Wenn der Körper mittrauert
Trauer verbinden wir meist zuerst mit Gefühlen wie Traurigkeit, Sehnsucht, Wut oder Leere. Doch Trauer geschieht nicht nur in unseren Gedanken und Gefühlen.
Auch unser Körper trauert mit.
Vielleicht schlafen Sie schlechter, fühlen sich ungewöhnlich erschöpft oder merken, dass Ihre Konzentration nachlässt? Vielleicht sind Sie innerlich unruhig, angespannt oder haben das Gefühl, dass selbst alltägliche Dinge plötzlich viel mehr Kraft brauchen?
Solche Reaktionen können verunsichern. Doch sie können eine normale körperliche Reaktion auf einen tiefgreifenden Verlust sein.
Mit dem Tod eines nahestehenden Menschen verändert sich etwas Grundlegendes. Ein vertrauter Mensch fehlt, gewohnte Sicherheiten brechen weg und Körper und Nervensystem müssen sich auf eine neue Wirklichkeit einstellen. Das bedeutet Stress.
Auch körperlich.
Der Organismus kann mit erhöhter Anspannung reagieren, der Schlaf kann sich verändern und starke Gefühle, Erinnerungen und kreisende Gedanken benötigen viel Energie. Müdigkeit, Erschöpfung, Vergesslichkeit oder Konzentrationsprobleme können deshalb zur Trauer dazugehören.
Ihr Körper macht also nicht etwas „falsch“.
Er reagiert auf etwas Außergewöhnliches.
Trauer betrifft den ganzen Menschen.
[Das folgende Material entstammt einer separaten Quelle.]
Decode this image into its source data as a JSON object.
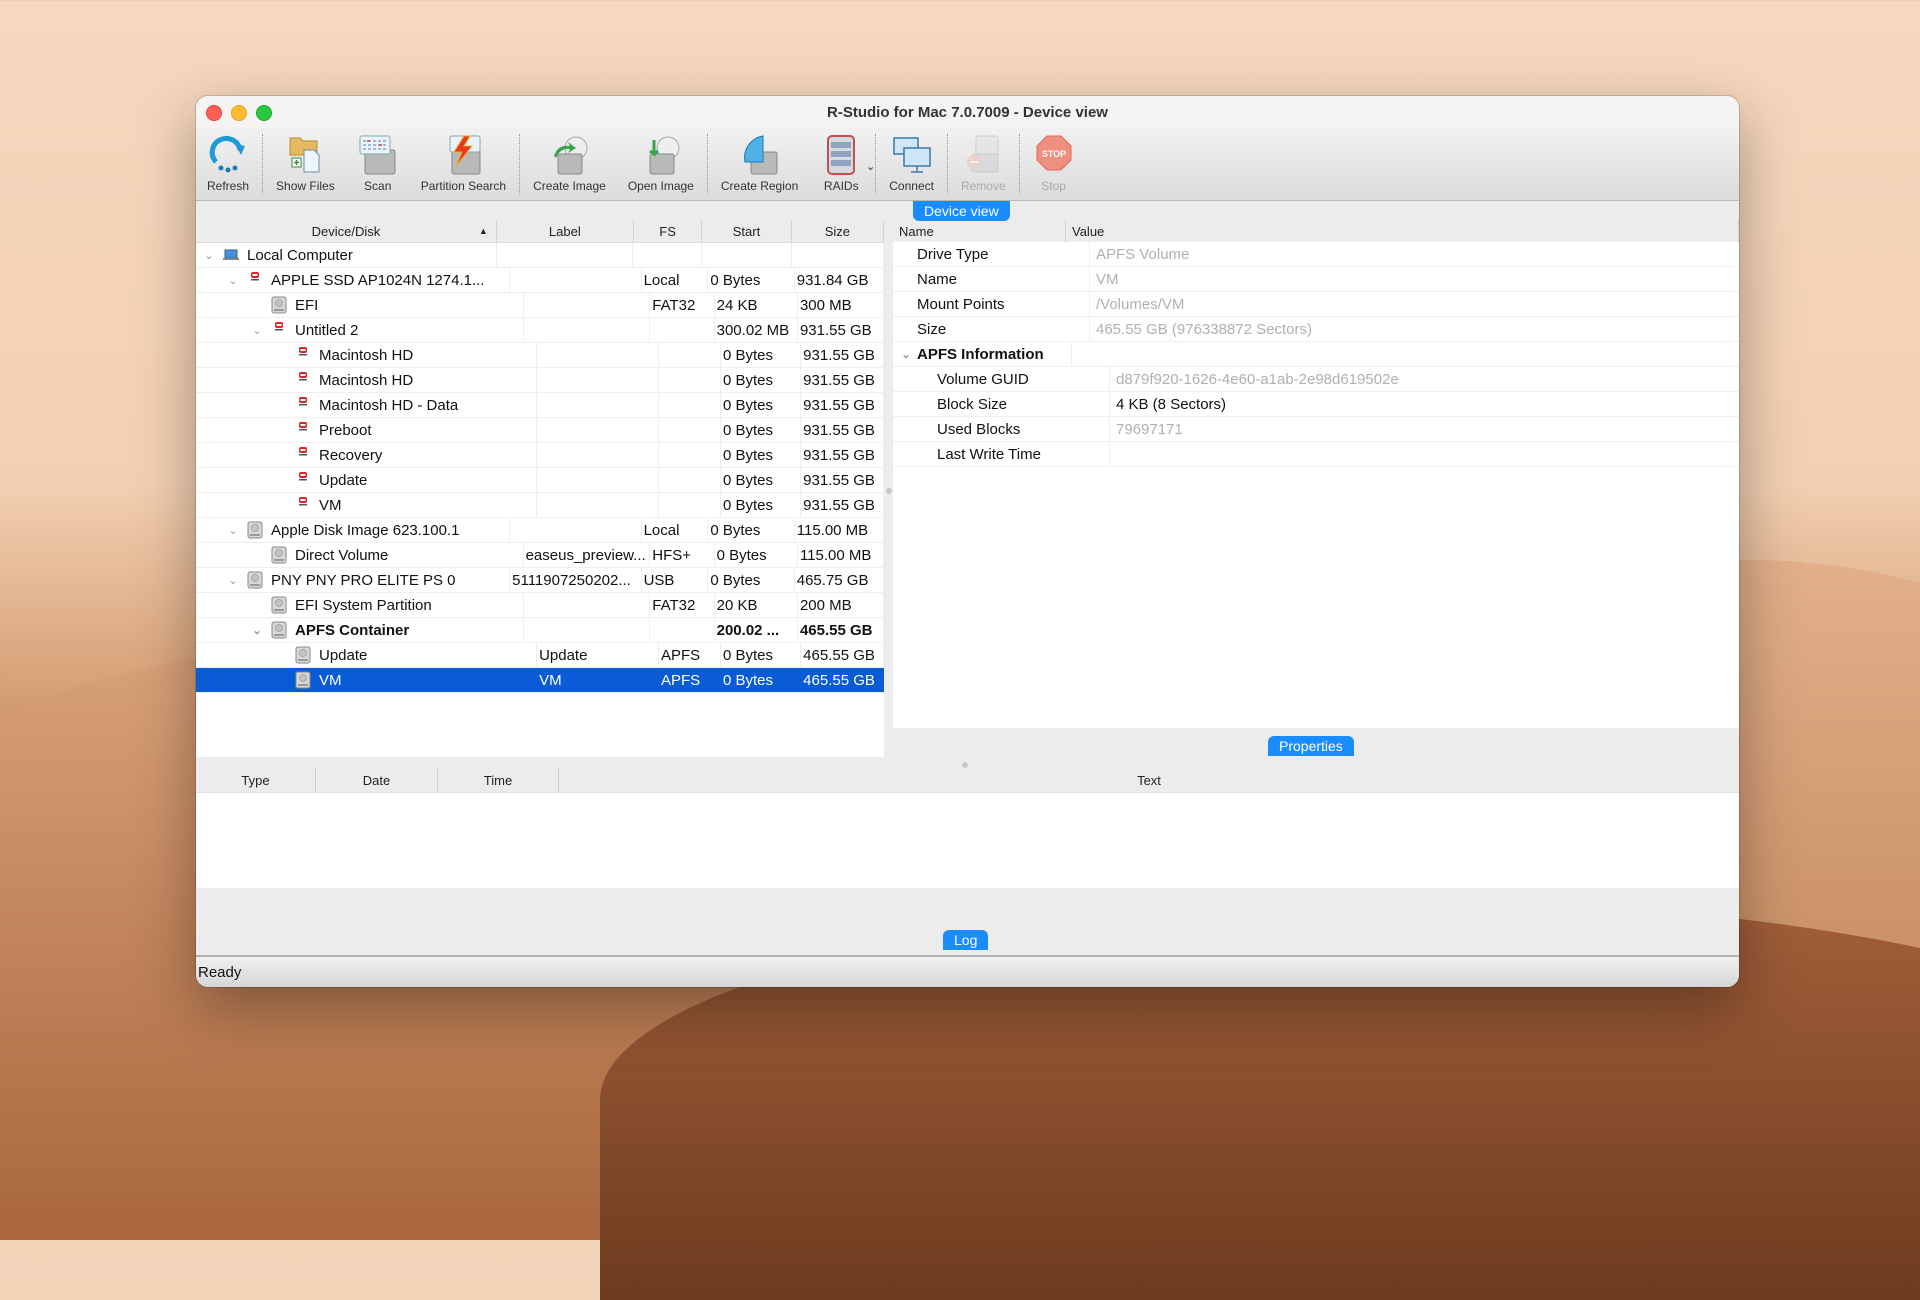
{
  "window": {
    "title": "R-Studio for Mac 7.0.7009 - Device view"
  },
  "toolbar": {
    "buttons": [
      {
        "label": "Refresh",
        "icon": "refresh-icon",
        "enabled": true
      },
      {
        "label": "Show Files",
        "icon": "show-files-icon",
        "enabled": true
      },
      {
        "label": "Scan",
        "icon": "scan-icon",
        "enabled": true
      },
      {
        "label": "Partition Search",
        "icon": "partition-search-icon",
        "enabled": true
      },
      {
        "label": "Create Image",
        "icon": "create-image-icon",
        "enabled": true
      },
      {
        "label": "Open Image",
        "icon": "open-image-icon",
        "enabled": true
      },
      {
        "label": "Create Region",
        "icon": "create-region-icon",
        "enabled": true
      },
      {
        "label": "RAIDs",
        "icon": "raids-icon",
        "enabled": true
      },
      {
        "label": "Connect",
        "icon": "connect-icon",
        "enabled": true
      },
      {
        "label": "Remove",
        "icon": "remove-icon",
        "enabled": false
      },
      {
        "label": "Stop",
        "icon": "stop-icon",
        "enabled": false
      }
    ]
  },
  "device_view": {
    "pane_label": "Device view",
    "columns": [
      "Device/Disk",
      "Label",
      "FS",
      "Start",
      "Size"
    ],
    "sort_column": "Device/Disk",
    "rows": [
      {
        "name": "Local Computer",
        "label": "",
        "fs": "",
        "start": "",
        "size": "",
        "level": 0,
        "expanded": true,
        "icon": "laptop-icon"
      },
      {
        "name": "APPLE SSD AP1024N 1274.1...",
        "label": "",
        "fs": "Local",
        "start": "0 Bytes",
        "size": "931.84 GB",
        "level": 1,
        "expanded": true,
        "icon": "encrypted-disk-icon"
      },
      {
        "name": "EFI",
        "label": "",
        "fs": "FAT32",
        "start": "24 KB",
        "size": "300 MB",
        "level": 2,
        "icon": "disk-icon"
      },
      {
        "name": "Untitled 2",
        "label": "",
        "fs": "",
        "start": "300.02 MB",
        "size": "931.55 GB",
        "level": 2,
        "expanded": true,
        "icon": "encrypted-disk-icon"
      },
      {
        "name": "Macintosh HD",
        "label": "",
        "fs": "",
        "start": "0 Bytes",
        "size": "931.55 GB",
        "level": 3,
        "icon": "encrypted-disk-icon"
      },
      {
        "name": "Macintosh HD",
        "label": "",
        "fs": "",
        "start": "0 Bytes",
        "size": "931.55 GB",
        "level": 3,
        "icon": "encrypted-disk-icon"
      },
      {
        "name": "Macintosh HD - Data",
        "label": "",
        "fs": "",
        "start": "0 Bytes",
        "size": "931.55 GB",
        "level": 3,
        "icon": "encrypted-disk-icon"
      },
      {
        "name": "Preboot",
        "label": "",
        "fs": "",
        "start": "0 Bytes",
        "size": "931.55 GB",
        "level": 3,
        "icon": "encrypted-disk-icon"
      },
      {
        "name": "Recovery",
        "label": "",
        "fs": "",
        "start": "0 Bytes",
        "size": "931.55 GB",
        "level": 3,
        "icon": "encrypted-disk-icon"
      },
      {
        "name": "Update",
        "label": "",
        "fs": "",
        "start": "0 Bytes",
        "size": "931.55 GB",
        "level": 3,
        "icon": "encrypted-disk-icon"
      },
      {
        "name": "VM",
        "label": "",
        "fs": "",
        "start": "0 Bytes",
        "size": "931.55 GB",
        "level": 3,
        "icon": "encrypted-disk-icon"
      },
      {
        "name": "Apple Disk Image 623.100.1",
        "label": "",
        "fs": "Local",
        "start": "0 Bytes",
        "size": "115.00 MB",
        "level": 1,
        "expanded": true,
        "icon": "disk-icon"
      },
      {
        "name": "Direct Volume",
        "label": "easeus_preview...",
        "fs": "HFS+",
        "start": "0 Bytes",
        "size": "115.00 MB",
        "level": 2,
        "icon": "disk-icon"
      },
      {
        "name": "PNY PNY PRO ELITE PS 0",
        "label": "5111907250202...",
        "fs": "USB",
        "start": "0 Bytes",
        "size": "465.75 GB",
        "level": 1,
        "expanded": true,
        "icon": "disk-icon"
      },
      {
        "name": "EFI System Partition",
        "label": "",
        "fs": "FAT32",
        "start": "20 KB",
        "size": "200 MB",
        "level": 2,
        "icon": "disk-icon"
      },
      {
        "name": "APFS Container",
        "label": "",
        "fs": "",
        "start": "200.02 ...",
        "size": "465.55 GB",
        "level": 2,
        "expanded": true,
        "bold": true,
        "icon": "disk-icon"
      },
      {
        "name": "Update",
        "label": "Update",
        "fs": "APFS",
        "start": "0 Bytes",
        "size": "465.55 GB",
        "level": 3,
        "icon": "disk-icon"
      },
      {
        "name": "VM",
        "label": "VM",
        "fs": "APFS",
        "start": "0 Bytes",
        "size": "465.55 GB",
        "level": 3,
        "selected": true,
        "icon": "disk-icon"
      }
    ]
  },
  "properties": {
    "pane_label": "Properties",
    "columns": [
      "Name",
      "Value"
    ],
    "rows": [
      {
        "name": "Drive Type",
        "value": "APFS Volume",
        "level": 1,
        "dim": true
      },
      {
        "name": "Name",
        "value": "VM",
        "level": 1,
        "dim": true
      },
      {
        "name": "Mount Points",
        "value": "/Volumes/VM",
        "level": 1,
        "dim": true
      },
      {
        "name": "Size",
        "value": "465.55 GB (976338872 Sectors)",
        "level": 1,
        "dim": true
      },
      {
        "name": "APFS Information",
        "value": "",
        "level": 0,
        "group": true
      },
      {
        "name": "Volume GUID",
        "value": "d879f920-1626-4e60-a1ab-2e98d619502e",
        "level": 2,
        "dim": true
      },
      {
        "name": "Block Size",
        "value": "4 KB (8 Sectors)",
        "level": 2,
        "dim": false
      },
      {
        "name": "Used Blocks",
        "value": "79697171",
        "level": 2,
        "dim": true
      },
      {
        "name": "Last Write Time",
        "value": "",
        "level": 2,
        "dim": true
      }
    ]
  },
  "log": {
    "pane_label": "Log",
    "columns": [
      "Type",
      "Date",
      "Time",
      "Text"
    ]
  },
  "status": {
    "text": "Ready"
  },
  "colors": {
    "accent": "#1a8cff",
    "selection": "#0a5bd6",
    "encrypted_icon": "#d9262a"
  }
}
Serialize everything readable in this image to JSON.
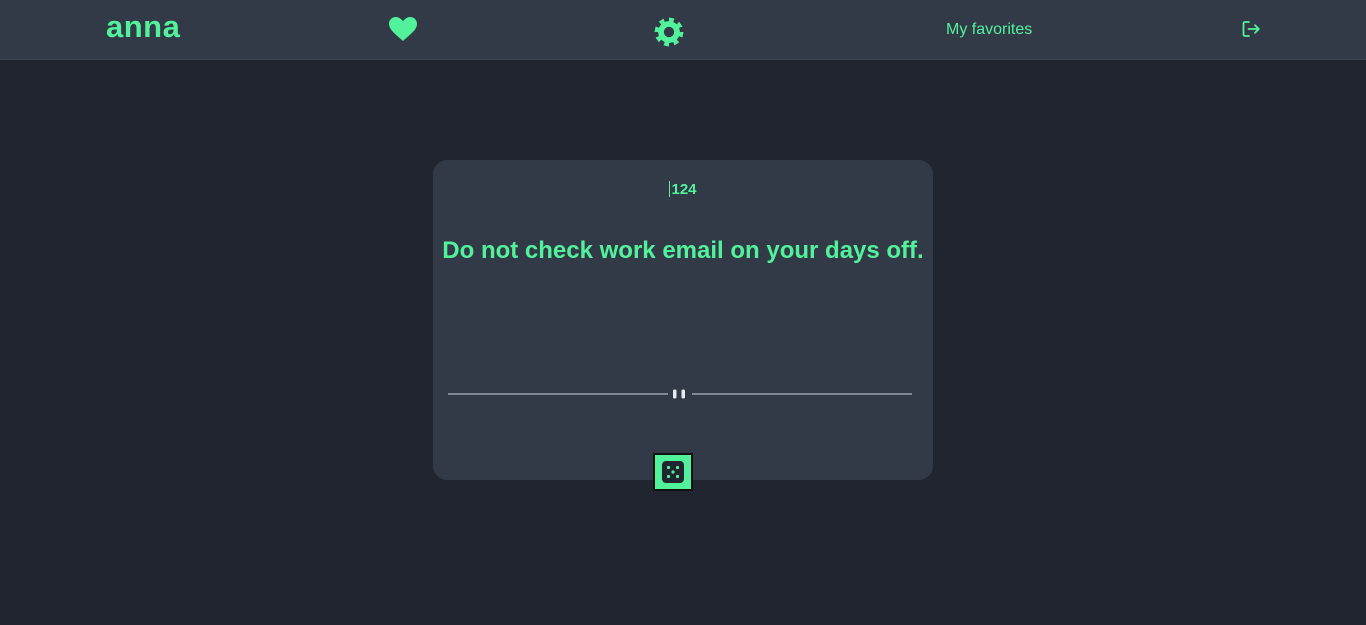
{
  "header": {
    "brand": "anna",
    "favorites_link": "My favorites",
    "icons": [
      "heart-icon",
      "gear-icon",
      "logout-icon"
    ]
  },
  "advice": {
    "id": "124",
    "text": "Do not check work email on your days off."
  },
  "controls": {
    "new_advice_icon": "dice-icon"
  },
  "colors": {
    "background": "#202530",
    "surface": "#323a48",
    "accent": "#52f29b",
    "divider": "#cfd6e0"
  }
}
Und manchmal erzählt der Körper auf seine Weise davon, wie viel gerade verarbeitet und getragen werden muss.
Wenn Sie sich auf diesem Weg Unterstützung wünschen, kann eine Trauerbegleitung Halt geben. Ein geschützter Raum, in dem alles seinen Platz haben darf: Tränen, Erinnerungen, Fragen, Stille und irgendwann vielleicht auch wieder Zuversicht.